Yeah cos some parents never makes being a parent their whole personality now so they? 😂 I never mention my child free status it’s other people that bring it up

Those types are really annoying too

sacremerde · 24/01/2023 12:59

It's probably been mentioned on here but the book 'Motherhood' by Sheila Heti is all about this.

I had my first at 36 and remember being asked this a lot between the ages of 30-35. My partner wasn't asked once. I can see why this would quickly get annoying.

LCforlife · 24/01/2023 13:02

SockTurtleMoop · 24/01/2023 11:43

It's so rude and insensitive and I'm surprised the OP has never been asked. All they've done here is show how smug and insufferable a lot of parents are.

We get taught how to be at antenatal classes. It’s nappy changes, sterilising bottles, and how to be smug and insufferable.

NCT I assume?

AutumnScream · 24/01/2023 13:11

I agree with you. Im 30 and expecting my first and no ones ever grilled me about having kids before its rarely ever come up and the rare occasions it has, has been a simple do you fancy having kids?

About 50% of my friends aged 30+ do not have or want kids and i always see these articles shared when in reality i dont think anyone cares if you have kids or not. Now i am actually pregnant i seem to be hearing everyone around me saying how shit having kids are and how they are thrilled they will never have them.

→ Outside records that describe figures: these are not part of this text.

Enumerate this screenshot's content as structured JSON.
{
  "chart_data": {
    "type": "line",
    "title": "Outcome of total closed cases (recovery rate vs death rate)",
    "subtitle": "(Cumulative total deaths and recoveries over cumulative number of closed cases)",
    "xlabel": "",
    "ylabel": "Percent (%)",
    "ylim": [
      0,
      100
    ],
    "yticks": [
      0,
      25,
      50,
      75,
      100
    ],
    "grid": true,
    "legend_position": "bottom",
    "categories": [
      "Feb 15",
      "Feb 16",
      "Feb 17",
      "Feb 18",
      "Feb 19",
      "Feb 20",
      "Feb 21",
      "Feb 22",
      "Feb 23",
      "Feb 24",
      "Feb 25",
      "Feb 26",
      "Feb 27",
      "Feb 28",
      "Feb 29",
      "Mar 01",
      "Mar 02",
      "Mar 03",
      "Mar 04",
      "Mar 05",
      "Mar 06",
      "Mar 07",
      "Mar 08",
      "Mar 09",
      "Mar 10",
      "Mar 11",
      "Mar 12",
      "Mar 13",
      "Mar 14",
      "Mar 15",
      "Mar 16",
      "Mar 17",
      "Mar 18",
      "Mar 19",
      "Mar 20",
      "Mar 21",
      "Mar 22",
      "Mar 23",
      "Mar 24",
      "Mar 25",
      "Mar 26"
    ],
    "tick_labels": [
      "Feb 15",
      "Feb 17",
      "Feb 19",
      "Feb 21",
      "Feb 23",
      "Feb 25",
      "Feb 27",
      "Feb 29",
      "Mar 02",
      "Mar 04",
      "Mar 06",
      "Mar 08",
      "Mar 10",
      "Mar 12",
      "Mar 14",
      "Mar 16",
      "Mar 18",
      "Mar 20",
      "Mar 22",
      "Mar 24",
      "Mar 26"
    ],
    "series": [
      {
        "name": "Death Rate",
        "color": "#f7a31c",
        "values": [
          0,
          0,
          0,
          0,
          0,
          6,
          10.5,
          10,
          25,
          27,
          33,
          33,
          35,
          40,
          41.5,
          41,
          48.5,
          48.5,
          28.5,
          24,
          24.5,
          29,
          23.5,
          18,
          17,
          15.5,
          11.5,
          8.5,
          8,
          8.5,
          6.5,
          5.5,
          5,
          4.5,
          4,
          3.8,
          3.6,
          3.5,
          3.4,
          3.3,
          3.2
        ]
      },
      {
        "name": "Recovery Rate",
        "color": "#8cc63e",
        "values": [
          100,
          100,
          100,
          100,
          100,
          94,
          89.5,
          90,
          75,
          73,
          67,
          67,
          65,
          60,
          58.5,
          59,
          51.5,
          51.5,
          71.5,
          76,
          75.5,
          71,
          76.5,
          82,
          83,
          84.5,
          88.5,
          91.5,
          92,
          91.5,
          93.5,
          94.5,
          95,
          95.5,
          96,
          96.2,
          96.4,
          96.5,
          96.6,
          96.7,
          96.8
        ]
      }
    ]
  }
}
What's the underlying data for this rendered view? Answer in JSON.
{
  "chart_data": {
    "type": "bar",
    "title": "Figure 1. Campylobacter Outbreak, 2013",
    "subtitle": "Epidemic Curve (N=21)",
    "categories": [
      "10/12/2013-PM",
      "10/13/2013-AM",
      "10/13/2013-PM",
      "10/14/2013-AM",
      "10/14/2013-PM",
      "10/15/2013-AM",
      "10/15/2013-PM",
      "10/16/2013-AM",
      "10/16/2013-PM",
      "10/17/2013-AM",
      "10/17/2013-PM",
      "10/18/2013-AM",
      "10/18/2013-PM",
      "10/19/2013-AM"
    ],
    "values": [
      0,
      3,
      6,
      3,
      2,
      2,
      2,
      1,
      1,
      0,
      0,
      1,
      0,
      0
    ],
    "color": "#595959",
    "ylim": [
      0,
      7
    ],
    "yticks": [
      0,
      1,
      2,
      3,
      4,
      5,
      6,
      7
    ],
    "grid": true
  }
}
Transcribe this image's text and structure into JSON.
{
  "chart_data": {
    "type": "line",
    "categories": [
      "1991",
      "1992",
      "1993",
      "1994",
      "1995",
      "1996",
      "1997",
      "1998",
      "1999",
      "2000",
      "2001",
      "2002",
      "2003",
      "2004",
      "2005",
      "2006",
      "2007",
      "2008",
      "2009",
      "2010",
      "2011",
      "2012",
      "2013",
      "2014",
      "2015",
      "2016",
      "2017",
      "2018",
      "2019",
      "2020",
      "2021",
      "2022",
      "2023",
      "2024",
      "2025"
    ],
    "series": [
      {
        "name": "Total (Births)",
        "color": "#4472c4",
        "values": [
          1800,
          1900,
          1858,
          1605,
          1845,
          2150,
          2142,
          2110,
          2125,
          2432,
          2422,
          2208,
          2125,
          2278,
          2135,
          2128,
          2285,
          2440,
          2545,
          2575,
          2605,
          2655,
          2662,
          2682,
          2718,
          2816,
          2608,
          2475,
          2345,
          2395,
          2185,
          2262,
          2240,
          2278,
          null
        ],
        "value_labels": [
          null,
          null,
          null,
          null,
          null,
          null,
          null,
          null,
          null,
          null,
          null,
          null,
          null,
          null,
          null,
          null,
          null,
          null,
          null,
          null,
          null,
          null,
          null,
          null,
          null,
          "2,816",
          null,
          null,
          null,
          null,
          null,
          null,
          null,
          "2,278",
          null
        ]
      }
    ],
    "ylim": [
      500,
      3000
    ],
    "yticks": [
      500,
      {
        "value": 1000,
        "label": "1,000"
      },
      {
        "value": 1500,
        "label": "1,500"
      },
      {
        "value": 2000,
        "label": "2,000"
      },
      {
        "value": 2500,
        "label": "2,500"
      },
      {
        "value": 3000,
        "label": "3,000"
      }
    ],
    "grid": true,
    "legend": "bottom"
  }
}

BloodAndFire · 24/01/2023 13:16

MiddleParking · 24/01/2023 12:43

Yeah, it certainly doesn’t seem to be bothering you 😂

I wasn't the random person you were trying to put down. I'm a completely different poster, and yes, I think your posts are really unpleasant, condescending and irritating. I was pointing out that you've failed in your attempt to make that other poster look stupid.